Except, of course, that's not true.
Fact: Fox News did touch and did push the phony Sherrod smear campaign before she was forced to resign, and it's probably time the channel's online apologists came to grips with the truth. I mean, host Bill O'Reilly has already apologized for the way he unfairly dealt with the Sherrod, so why people feel like they have to run around and clean up Fox News' mess is a little confusing.
Nonetheless, we get people online like full-time FNC apologist Johnny Dollar, who claims all sorts of news outlets and liberal commentators and media critics (including me!) unfairly maligned Fox News.
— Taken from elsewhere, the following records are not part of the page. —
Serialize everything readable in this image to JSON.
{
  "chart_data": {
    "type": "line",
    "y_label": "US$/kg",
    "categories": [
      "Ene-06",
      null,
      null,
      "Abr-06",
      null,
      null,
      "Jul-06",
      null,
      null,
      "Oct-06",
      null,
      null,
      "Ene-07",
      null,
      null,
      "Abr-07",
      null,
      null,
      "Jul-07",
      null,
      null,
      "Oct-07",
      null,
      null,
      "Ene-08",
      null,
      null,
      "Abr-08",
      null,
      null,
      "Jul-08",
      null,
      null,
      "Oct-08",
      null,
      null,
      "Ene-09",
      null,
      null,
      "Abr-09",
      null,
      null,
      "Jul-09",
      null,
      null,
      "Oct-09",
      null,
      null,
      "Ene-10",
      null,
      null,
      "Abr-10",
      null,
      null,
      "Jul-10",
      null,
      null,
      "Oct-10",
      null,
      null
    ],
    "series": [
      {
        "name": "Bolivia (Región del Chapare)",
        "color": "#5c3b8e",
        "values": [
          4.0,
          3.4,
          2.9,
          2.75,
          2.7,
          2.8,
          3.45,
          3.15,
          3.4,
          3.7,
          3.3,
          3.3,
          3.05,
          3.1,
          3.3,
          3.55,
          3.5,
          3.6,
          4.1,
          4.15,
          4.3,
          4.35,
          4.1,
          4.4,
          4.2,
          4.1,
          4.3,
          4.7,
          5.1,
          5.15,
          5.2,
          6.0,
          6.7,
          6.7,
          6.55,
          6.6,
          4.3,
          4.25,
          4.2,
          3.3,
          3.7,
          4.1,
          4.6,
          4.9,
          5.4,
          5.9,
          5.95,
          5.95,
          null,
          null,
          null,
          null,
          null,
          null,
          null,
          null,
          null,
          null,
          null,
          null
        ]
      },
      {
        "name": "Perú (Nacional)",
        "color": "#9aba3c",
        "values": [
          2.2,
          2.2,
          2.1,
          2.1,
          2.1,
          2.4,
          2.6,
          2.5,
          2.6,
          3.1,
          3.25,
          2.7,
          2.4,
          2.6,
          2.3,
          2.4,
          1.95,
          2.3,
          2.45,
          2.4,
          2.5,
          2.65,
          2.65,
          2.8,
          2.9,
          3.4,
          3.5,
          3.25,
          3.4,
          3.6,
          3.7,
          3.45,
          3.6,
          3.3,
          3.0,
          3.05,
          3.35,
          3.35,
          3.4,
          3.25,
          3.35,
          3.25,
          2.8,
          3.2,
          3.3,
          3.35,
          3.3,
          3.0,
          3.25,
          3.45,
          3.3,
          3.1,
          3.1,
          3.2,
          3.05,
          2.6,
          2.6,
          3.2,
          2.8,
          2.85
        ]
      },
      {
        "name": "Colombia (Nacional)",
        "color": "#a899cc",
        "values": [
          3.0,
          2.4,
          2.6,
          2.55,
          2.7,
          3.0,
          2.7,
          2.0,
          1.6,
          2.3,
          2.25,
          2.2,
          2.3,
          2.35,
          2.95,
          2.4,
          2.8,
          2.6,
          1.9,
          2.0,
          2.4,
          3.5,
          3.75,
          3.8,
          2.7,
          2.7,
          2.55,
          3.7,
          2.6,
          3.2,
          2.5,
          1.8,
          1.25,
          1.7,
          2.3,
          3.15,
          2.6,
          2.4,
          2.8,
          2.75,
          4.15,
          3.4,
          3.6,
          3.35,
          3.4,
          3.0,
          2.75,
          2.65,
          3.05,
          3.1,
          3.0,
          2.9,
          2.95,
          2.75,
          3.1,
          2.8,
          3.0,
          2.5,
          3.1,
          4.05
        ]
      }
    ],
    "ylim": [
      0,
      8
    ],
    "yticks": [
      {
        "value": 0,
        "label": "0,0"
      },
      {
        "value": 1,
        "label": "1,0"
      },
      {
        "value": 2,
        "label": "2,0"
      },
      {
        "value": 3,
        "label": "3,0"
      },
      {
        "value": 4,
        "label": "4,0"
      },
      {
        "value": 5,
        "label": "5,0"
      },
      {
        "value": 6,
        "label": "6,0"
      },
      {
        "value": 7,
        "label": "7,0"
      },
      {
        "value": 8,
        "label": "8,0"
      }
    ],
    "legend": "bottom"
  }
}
But apparently Johnny Dollar can't read too good. (Not to mention write.)
Behold as Johnny Dollar highlights a comment I made during an MSNBC interview last week, and holds it up as proof of me getting the story wrong [emphasis added]:
Look, the first mistake they made, or the Department of Agriculture, or whoever was making the calls, they believed something that Andrew Breitbart put on his Web site. That's mistake one. And then they believed a smear campaign, a character assassination attack that Fox News was peddling.
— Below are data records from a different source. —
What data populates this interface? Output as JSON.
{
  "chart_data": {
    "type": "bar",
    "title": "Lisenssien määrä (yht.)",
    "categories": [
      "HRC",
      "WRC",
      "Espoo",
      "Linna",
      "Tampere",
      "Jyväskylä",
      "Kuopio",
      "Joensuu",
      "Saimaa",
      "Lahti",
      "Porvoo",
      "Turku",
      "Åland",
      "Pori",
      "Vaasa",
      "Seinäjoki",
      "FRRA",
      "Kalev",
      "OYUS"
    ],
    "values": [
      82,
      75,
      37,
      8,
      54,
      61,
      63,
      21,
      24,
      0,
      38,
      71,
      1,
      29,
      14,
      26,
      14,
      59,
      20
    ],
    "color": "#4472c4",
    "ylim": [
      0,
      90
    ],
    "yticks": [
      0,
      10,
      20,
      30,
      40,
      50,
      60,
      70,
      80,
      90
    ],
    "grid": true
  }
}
Not true, Johnny Dollar whines, because nobody at Fox News touched the story until Sherrod resigned, so Fox News wasn't peddling the smear campaign, as I suggested to MSNBC.
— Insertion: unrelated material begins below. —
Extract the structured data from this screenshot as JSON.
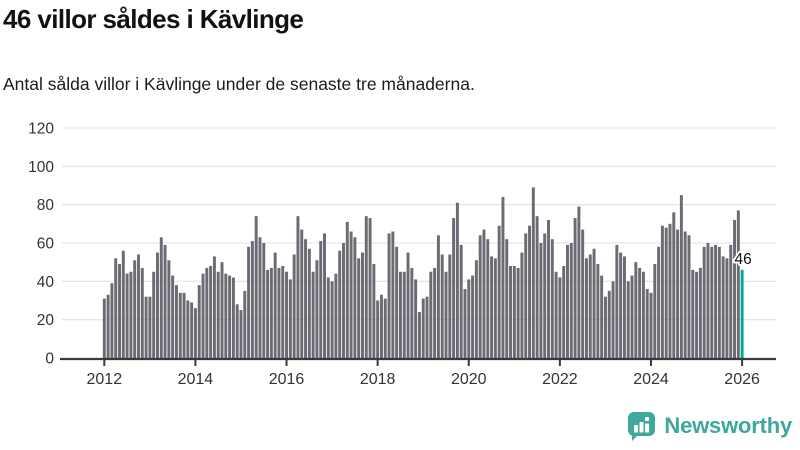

Please note the language I used. I referred to “a character assassination attack that Fox News was peddling.” But Johnny Dollar says no way because nobody at “Fox News” touched the story until after Sherrod's resignation a week ago Monday.
Question: Has Johnny Dollar ever head of the Internet? Because if he had, he'd know that there's this whole division within “Fox News” (i.e. FoxNews.com) that publishes news and commentary online. And if he had heard of the Internet, he'd know that “Fox News” peddled the bogus Sherrod story before she resigned.
From Media Matters last week:
As our timeline of the Sherrod smear shows, on Monday afternoon, prior to her resignation, FoxNews.com reported on the story without the comment from Sherrod that Clemente indicated was crucial. In fact, while the story indicates that “FoxNews.com is seeking a response from both the NAACP and the USDA,” it gives no indication that they tried to contact Sherrod herself. In a follow-up report published some time before 5 p.m., FoxNews.com reported that USDA had announced Sherrod's resignation" shortly after FoxNews.com published its initial report on the video."
Why am I not surprised that Fox News' apologists are just as clueless as the folks at Fox News?